“There is no better job creator or economic growth generator than deeper trade.” Ed Fast, Canada’s Minister of International Trade

Posted on May 16th, 2012

CANADA’S FAST SAYS ‘TRADE IS THE NEW STIMULUS’

—Canada Trade Minister Ed Fast

OTTAWA, Ontario, Canada — Ed Fast, Canada’s Minister of International Trade and Minister for the Asia-Pacific Gateway, hailed the aggressive pro-trade plan for jobs, growth and long-term prosperity embarked upon by the conservative government of Prime Minister Stephen Harper.

“It is the broadest economic expansion plan in Canadian history,” Fast said in an address May 7 to more than 100 members of the Canadian/American Border Trade Alliance during its conference in the Canadian capital.

“Trade is the new stimulus,” Minister Fast said in quotes from the speech released in a statement.

“We need more trade, more investment and deeper partnerships to help strengthen the financial security of hard-working Canadians and Americans alike.

“There is no better job creator or economic growth generator than deeper trade. That’s why our government is continuing to take steps to make the Canada-U.S. partnership – the world’s greatest free trade success story – even stronger in the years ahead.”

The Minister pointed to Prime Minister Harper and U.S. President Barack Obama’s Beyond the Border Action Plan as a good example of the way the Canadian and U.S. governments are working together to make the border more efficient for workers and businesses.

The plan intends to further open up the border to people, goods and services from the two countries, while making crossing the border more difficult for criminals and people viewed as threats to security.

Fast emphasized that bilateral merchandise trade worth more than $1.5 billion crosses the border each day.

In fact, the total value of merchandise trade that crosses the Ambassador Bridge between Windsor, Ontario and Detroit, Michigan – a single border crossing point – is more than the total value of trade between the United States and the United Kingdom.

“Our government’s top priority remains jobs, growth and long-term prosperity,” Fast said. “One in seven jobs in Canada now depends on trade with U.S. partners, and in the United States, eight million jobs depend on trade with Canada.

“Thirty-five U.S. states also count Canada as their top trading partner. Simply put, when it comes to jobs, growth and long-term prosperity on both sides of the border, we need each other.”

Having underscored the ties responsible for two-thirds of Canada’s trade with the world, Minister Fast expressed the seriousness with which his government views the emerging Trans-Pacific Partnership (TPP) trade agreement as another way that Canada and the United States can work together.

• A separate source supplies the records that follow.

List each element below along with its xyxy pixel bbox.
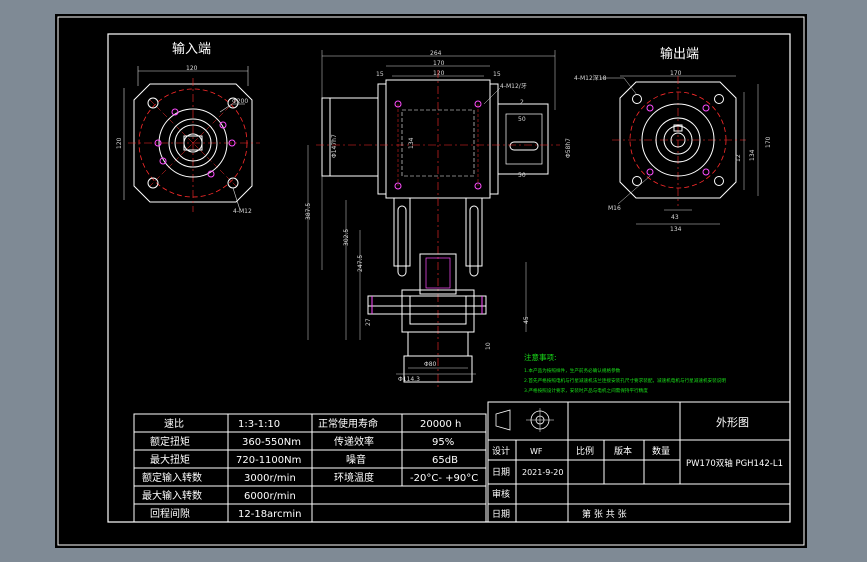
spec-cell-4-1: 6000r/min — [244, 491, 296, 502]
scale-label: 比例 — [576, 445, 594, 457]
date-value: 2021-9-20 — [522, 468, 563, 477]
spec-cell-3-1: 3000r/min — [244, 473, 296, 484]
output-dim-m16: M16 — [608, 205, 621, 212]
input-dim-120-top: 120 — [186, 65, 198, 72]
spec-cell-2-2: 噪音 — [346, 453, 366, 466]
spec-cell-1-0: 额定扭矩 — [150, 435, 190, 448]
output-holes-label: 4-M12深18 — [574, 74, 607, 82]
spec-cell-4-0: 最大输入转数 — [142, 489, 202, 502]
drawing-name: 外形图 — [716, 416, 749, 429]
spec-cell-2-0: 最大扭矩 — [150, 453, 190, 466]
input-dim-120-left: 120 — [116, 137, 123, 149]
note-line-3: 3.严格按照设计要求，安装时产品与电机之间需保持平行精度 — [524, 387, 648, 394]
spec-cell-5-1: 12-18arcmin — [238, 509, 301, 520]
front-dim-134: 134 — [408, 137, 415, 149]
sheet-text: 第 张 共 张 — [582, 508, 627, 520]
front-dim-dia114: Φ114.3 — [398, 376, 420, 383]
spec-cell-0-2: 正常使用寿命 — [318, 417, 378, 430]
input-dim-dia200: Φ200 — [232, 98, 248, 105]
quantity-label: 数量 — [652, 445, 670, 457]
review-label: 审核 — [492, 488, 510, 500]
version-label: 版本 — [614, 445, 632, 457]
output-dim-12: 12 — [735, 154, 742, 162]
front-dim-387: 387.5 — [305, 203, 312, 220]
front-dim-302: 302.5 — [343, 229, 350, 246]
front-dim-50a: 50 — [518, 116, 526, 123]
front-dim-dia58: Φ58h7 — [565, 138, 572, 158]
input-holes-label: 4-M12 — [233, 208, 252, 215]
front-dim-50b: 50 — [518, 172, 526, 179]
front-dim-10: 10 — [485, 342, 492, 350]
spec-cell-3-2: 环境温度 — [334, 471, 374, 484]
front-dim-2: 2 — [520, 99, 524, 106]
spec-cell-0-1: 1:3-1:10 — [238, 419, 280, 430]
design-label: 设计 — [492, 445, 510, 457]
front-dim-264: 264 — [430, 50, 442, 57]
front-dim-170: 170 — [433, 60, 445, 67]
output-dim-43: 43 — [671, 214, 679, 221]
front-dim-27: 27 — [365, 318, 372, 326]
output-dim-134-side: 134 — [749, 149, 756, 161]
spec-cell-0-0: 速比 — [164, 418, 184, 430]
spec-cell-1-3: 95% — [432, 437, 454, 448]
front-dim-dia147: Φ147h7 — [331, 134, 338, 158]
spec-cell-1-2: 传递效率 — [334, 435, 374, 448]
spec-cell-5-0: 回程间隙 — [150, 507, 190, 520]
front-dim-thread: 4-M12/牙 — [500, 83, 527, 90]
output-dim-170: 170 — [670, 70, 682, 77]
model-name: PW170双轴 PGH142-L1 — [686, 458, 783, 469]
date-label-2: 日期 — [492, 509, 510, 520]
output-view-title: 输出端 — [660, 46, 699, 62]
designer-name: WF — [530, 447, 543, 456]
notes-title: 注意事项: — [524, 352, 557, 362]
front-dim-15b: 15 — [493, 71, 501, 78]
spec-cell-3-3: -20°C- +90°C — [410, 473, 478, 484]
spec-cell-0-3: 20000 h — [420, 419, 461, 430]
input-view-title: 输入端 — [172, 41, 211, 57]
front-dim-120: 120 — [433, 70, 445, 77]
note-line-1: 1.本产品为按照样件，生产前务必确认规格参数 — [524, 367, 621, 374]
spec-cell-2-1: 720-1100Nm — [236, 455, 301, 466]
output-dim-134-bot: 134 — [670, 226, 682, 233]
note-line-2: 2.首先严格按照电机与行星减速机法兰连接安装孔尺寸要求装配，减速机电机与行星减速… — [524, 377, 726, 384]
spec-cell-2-3: 65dB — [432, 455, 458, 466]
front-dim-247: 247.5 — [357, 255, 364, 272]
front-dim-dia80: Φ80 — [424, 361, 437, 368]
cad-drawing-canvas: 输入端 120 120 Φ200 4-M12 264 170 120 15 15… — [55, 14, 807, 548]
spec-cell-1-1: 360-550Nm — [242, 437, 301, 448]
date-label: 日期 — [492, 467, 510, 478]
spec-cell-3-0: 额定输入转数 — [142, 471, 202, 484]
front-dim-45: 45 — [523, 316, 530, 324]
front-dim-15a: 15 — [376, 71, 384, 78]
output-dim-170-side: 170 — [765, 136, 772, 148]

He said that together Canada and the U.S. can ensure that high standards are included in the TPP on such issues as investment, regulatory cooperation, state-owned enterprises and labor, further deepening the Canada-U.S. trade and investment partnership.

As Fast spoke, trade delegations from Asia Pacific and the Americas gathered in Dallas, Texas for a 9th round of negotiations on the TPP at a suburban Dallas hotel.

The TPP is a free trade agreement currently being negotiated among nine Asia-Pacific economies, including the United States. As a free trade leader on the world stage, Canada is seeking entry into the negotiations.

Fast said this initiative is also consistent with the Harper government’s active, ongoing and growing presence in the Asia-Pacific region.

“With both Canada and the United States at the negotiating table, we can build the TPP together, leverage Canada-United States competitive advantages and create jobs, growth and prosperity for Canadians and Americans alike,” Fast said in his address.

“A deeper partnership between Canada and the United States would also help Americans reach President Obama’s goal of doubling U.S. exports by 2015.

Obama’s National Export Initiative issued in 2009 is an attempt to double U.S. exports every five years vs. the historical average of every decade.

“With U.S. exports to Canada almost three times greater than U.S. exports to all current TPP members combined, even a modest increase in exports to Canada will benefit American workers across the country, as well as the families that rely on cross-border businesses for their livelihoods,” Fast said.

Since 2006, Canada has concluded free trade agreements with nine countries and is negotiating many more, including with the European Union and India.

He noted the Harper government also has eliminated more than 1,800 tariffs, including all tariffs on imported machinery, equipment and manufacturing inputs, making Canada the first tariff-free zone in the G-20 group of industrialized nations for manufacturers.